Migrate the Vulnerability Enrichment and Intelligence Engine to use native LLM Structured Outputs instead of relying on prompt engineering and manual JSON parsing. This will guarantee that the AI-generated security findings strictly adhere to the required JSON schema, data types, and enumerations.

Problem

Currently, the application extracts JSON responses from the LLM via prompt instructions (e.g., "Return ONLY JSON") and manual string parsing when enriching security findings.
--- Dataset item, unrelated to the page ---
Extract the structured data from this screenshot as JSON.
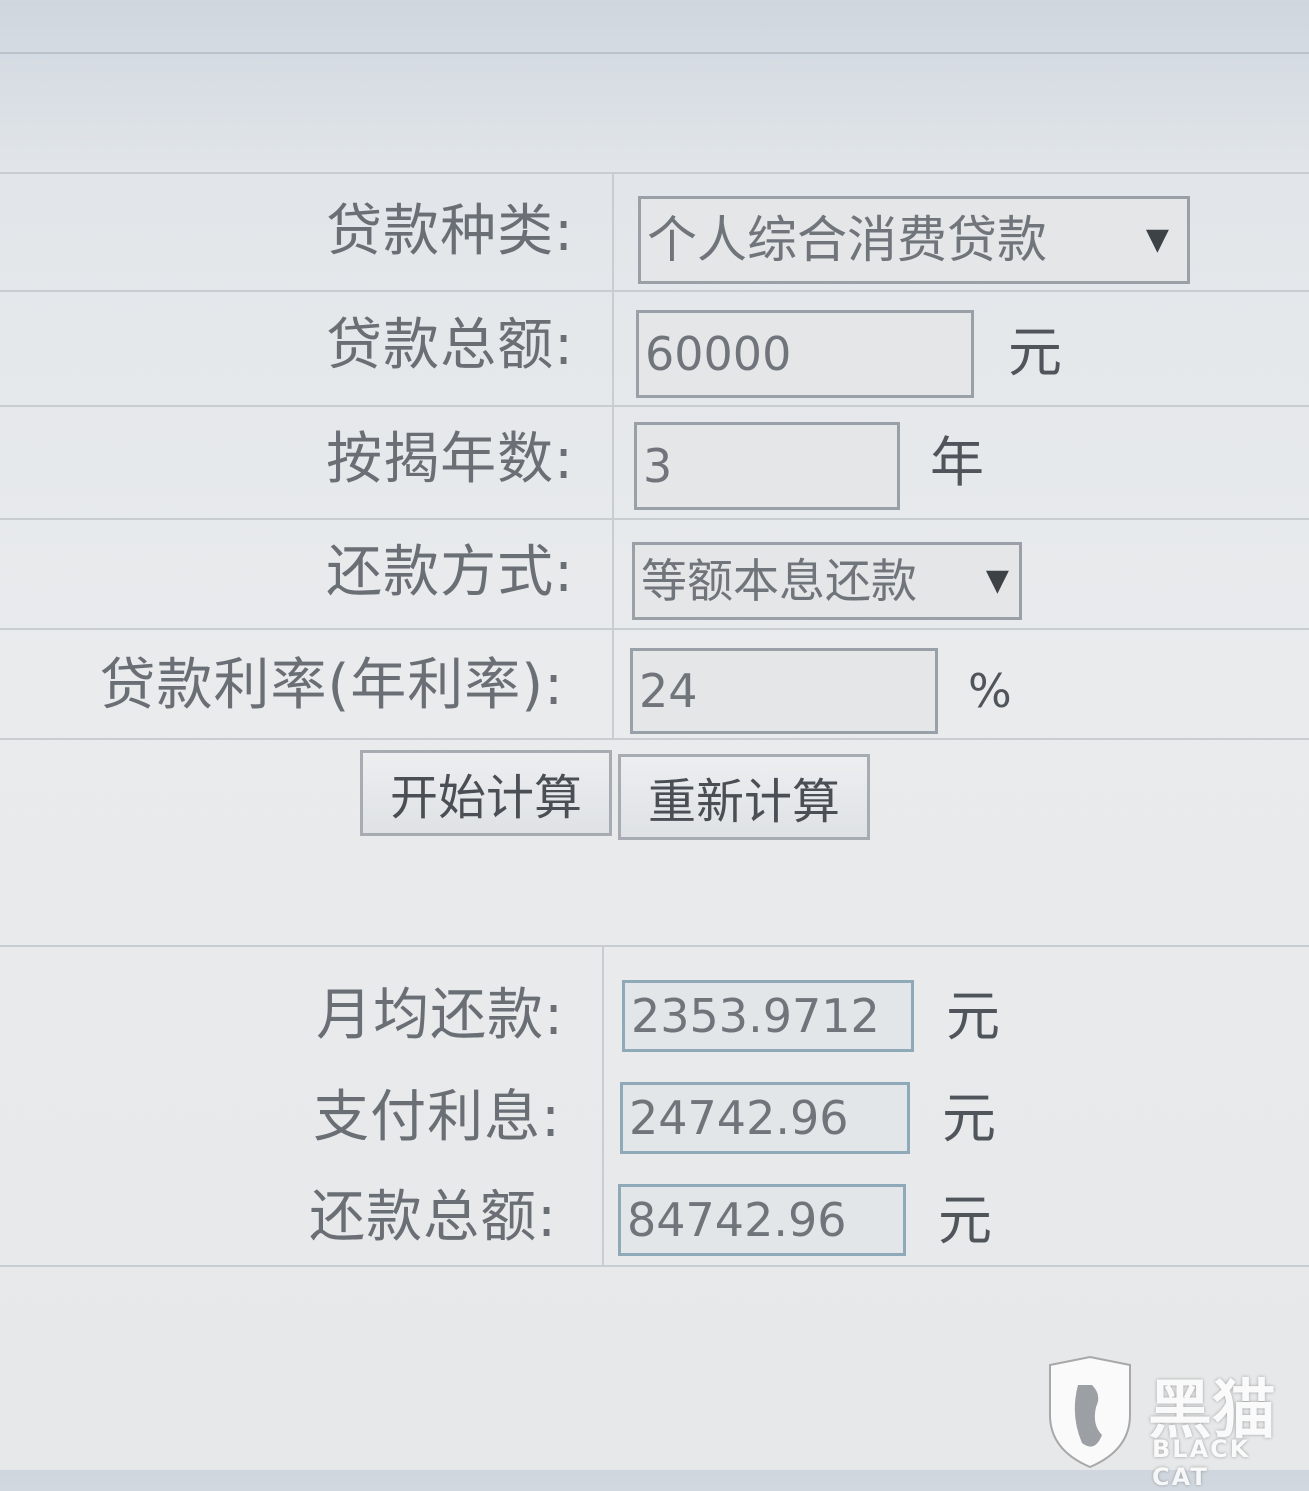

This is highly brittle:

  • Pipeline Instability: A single malformed JSON property or missing bracket breaks downstream database ingestion and reporting.
  • Type Enforcement: Numerical values like cvss_score are sometimes returned as strings (e.g., "score: 8.5") instead of strict floats, breaking dashboard metrics.
  • Enum Hallucinations: The LLM may hallucinate non-standard severity levels (e.g., Severe or Warning instead of Critical, High, Medium, etc.), which breaks dashboard filters and routing logic.
  • Collection Crashes: Remediation steps might be returned as a single string instead of an array, causing client-side .map() errors on the frontend.

Proposed solution

Leverage the native Structured Outputs feature (JSON Schema validation) supported by modern LLM APIs.

  1. Define a strict schema (e.g., using a Pydantic model) for the enriched security finding payload, explicitly typing fields like severity (Enum), cvss_score (float), and remediation_steps (list of strings).
  2. Pass this schema directly into the LLM provider's structured output parameter.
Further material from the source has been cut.